I remember my friend Candace, who adopted a baby boy after years of infertility that included nine rounds of IVF and multiple pregnancy losses, saying that sometimes when her baby would cry in the middle of the night she wondered if he couldn't be comforted by her because he somehow knew that she wasn't his biological mother. That was the trauma of her years of infertility seeping into her psyche. All new babies cry. She knows that. And she is very much his mother. She knows that too. But the automatic thoughts some of us have can sometimes be a reminder of our alternative path to parenthood, and I'm starting to pay close attention to how the journey might impact my own parenting decisions.

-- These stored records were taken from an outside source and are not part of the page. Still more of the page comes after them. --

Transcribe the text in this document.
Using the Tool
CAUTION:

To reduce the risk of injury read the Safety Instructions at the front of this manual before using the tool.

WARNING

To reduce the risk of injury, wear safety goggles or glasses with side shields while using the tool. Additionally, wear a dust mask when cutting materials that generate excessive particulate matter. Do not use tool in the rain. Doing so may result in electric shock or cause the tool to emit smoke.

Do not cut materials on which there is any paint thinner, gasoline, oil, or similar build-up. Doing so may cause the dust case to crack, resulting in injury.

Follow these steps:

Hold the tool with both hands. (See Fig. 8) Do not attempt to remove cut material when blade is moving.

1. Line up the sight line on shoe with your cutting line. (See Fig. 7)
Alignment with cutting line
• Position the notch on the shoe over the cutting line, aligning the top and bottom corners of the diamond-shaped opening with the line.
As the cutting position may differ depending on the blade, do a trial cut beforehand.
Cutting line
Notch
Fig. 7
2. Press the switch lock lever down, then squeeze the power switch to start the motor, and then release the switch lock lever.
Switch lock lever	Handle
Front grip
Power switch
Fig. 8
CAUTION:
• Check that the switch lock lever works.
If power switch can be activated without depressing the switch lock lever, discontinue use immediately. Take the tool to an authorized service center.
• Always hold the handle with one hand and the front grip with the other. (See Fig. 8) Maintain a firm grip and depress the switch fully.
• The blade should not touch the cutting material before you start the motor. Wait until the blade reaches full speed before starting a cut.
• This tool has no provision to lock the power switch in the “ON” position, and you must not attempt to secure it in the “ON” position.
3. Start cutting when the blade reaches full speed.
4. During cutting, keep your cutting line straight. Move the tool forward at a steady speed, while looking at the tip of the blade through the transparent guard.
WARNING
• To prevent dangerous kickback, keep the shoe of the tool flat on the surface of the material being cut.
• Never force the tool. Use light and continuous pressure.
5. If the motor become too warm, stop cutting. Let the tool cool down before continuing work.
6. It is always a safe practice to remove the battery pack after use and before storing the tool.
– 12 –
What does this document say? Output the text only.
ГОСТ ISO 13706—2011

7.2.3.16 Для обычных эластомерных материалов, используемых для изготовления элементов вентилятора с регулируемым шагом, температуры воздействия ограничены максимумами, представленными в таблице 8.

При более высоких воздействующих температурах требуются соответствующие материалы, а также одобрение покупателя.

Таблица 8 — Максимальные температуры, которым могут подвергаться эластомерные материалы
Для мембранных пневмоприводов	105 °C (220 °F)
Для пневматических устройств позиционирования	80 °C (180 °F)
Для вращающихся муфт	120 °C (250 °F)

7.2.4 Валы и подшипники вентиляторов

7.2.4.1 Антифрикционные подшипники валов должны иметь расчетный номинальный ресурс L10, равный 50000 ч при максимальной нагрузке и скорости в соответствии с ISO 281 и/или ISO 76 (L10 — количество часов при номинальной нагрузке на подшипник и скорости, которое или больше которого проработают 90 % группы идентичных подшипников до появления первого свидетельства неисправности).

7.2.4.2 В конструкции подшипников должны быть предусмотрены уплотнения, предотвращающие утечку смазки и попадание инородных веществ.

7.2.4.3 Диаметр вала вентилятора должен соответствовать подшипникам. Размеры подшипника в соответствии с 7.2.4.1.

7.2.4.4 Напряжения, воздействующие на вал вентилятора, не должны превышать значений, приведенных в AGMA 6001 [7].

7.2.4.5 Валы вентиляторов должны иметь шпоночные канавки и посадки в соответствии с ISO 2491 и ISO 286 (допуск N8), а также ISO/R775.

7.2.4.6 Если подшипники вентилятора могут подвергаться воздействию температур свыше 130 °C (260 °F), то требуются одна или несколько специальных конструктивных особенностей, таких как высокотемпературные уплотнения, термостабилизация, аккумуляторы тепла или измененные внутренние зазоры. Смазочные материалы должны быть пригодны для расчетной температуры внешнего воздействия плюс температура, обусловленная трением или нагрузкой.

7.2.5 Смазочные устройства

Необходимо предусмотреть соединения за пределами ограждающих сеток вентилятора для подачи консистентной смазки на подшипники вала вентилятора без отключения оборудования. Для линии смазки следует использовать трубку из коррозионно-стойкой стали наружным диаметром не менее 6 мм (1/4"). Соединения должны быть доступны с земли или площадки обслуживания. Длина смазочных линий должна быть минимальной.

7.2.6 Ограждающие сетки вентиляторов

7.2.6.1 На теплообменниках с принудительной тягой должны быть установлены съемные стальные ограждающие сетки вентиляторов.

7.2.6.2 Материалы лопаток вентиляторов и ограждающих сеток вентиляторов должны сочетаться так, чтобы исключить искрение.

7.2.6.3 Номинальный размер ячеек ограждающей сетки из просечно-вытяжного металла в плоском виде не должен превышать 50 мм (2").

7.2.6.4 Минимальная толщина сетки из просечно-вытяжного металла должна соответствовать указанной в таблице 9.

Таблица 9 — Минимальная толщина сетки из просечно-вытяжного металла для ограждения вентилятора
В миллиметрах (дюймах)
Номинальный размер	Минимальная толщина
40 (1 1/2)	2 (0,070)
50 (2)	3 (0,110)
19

I feel extremely connected to Momo. I was lucky enough to have been able to carry her and give birth to her, even though both processes were kind of a nightmare. I never question if she knows that I'm her mother, but during these moments where Noah and I are trying to decide things like where she should sleep, I do think her not being genetically related plays an unconscious role in my thought process. Maybe my fears that she won't feel attached to us makes me lean towards having her sleep in our room for as long as possible. Maybe me intervening immediately when she starts to fuss or get upset is my way of not wanting her to ever feel scared or alone... OMG, as I write this I realize how normal yet insane it all is.
Every parent wants the best for their child and wants them to feel no pain. Every parent's heart breaks at the sound of their baby's cry. Maybe there are a few things that make parenting after IF a little bit different, but maybe a lot of the feelings and fears are common too. I think it's most important to try and figure out where the feelings and fears are coming from so that we can work through them best we can.
What are your thoughts about brining IF baggage to the next stage?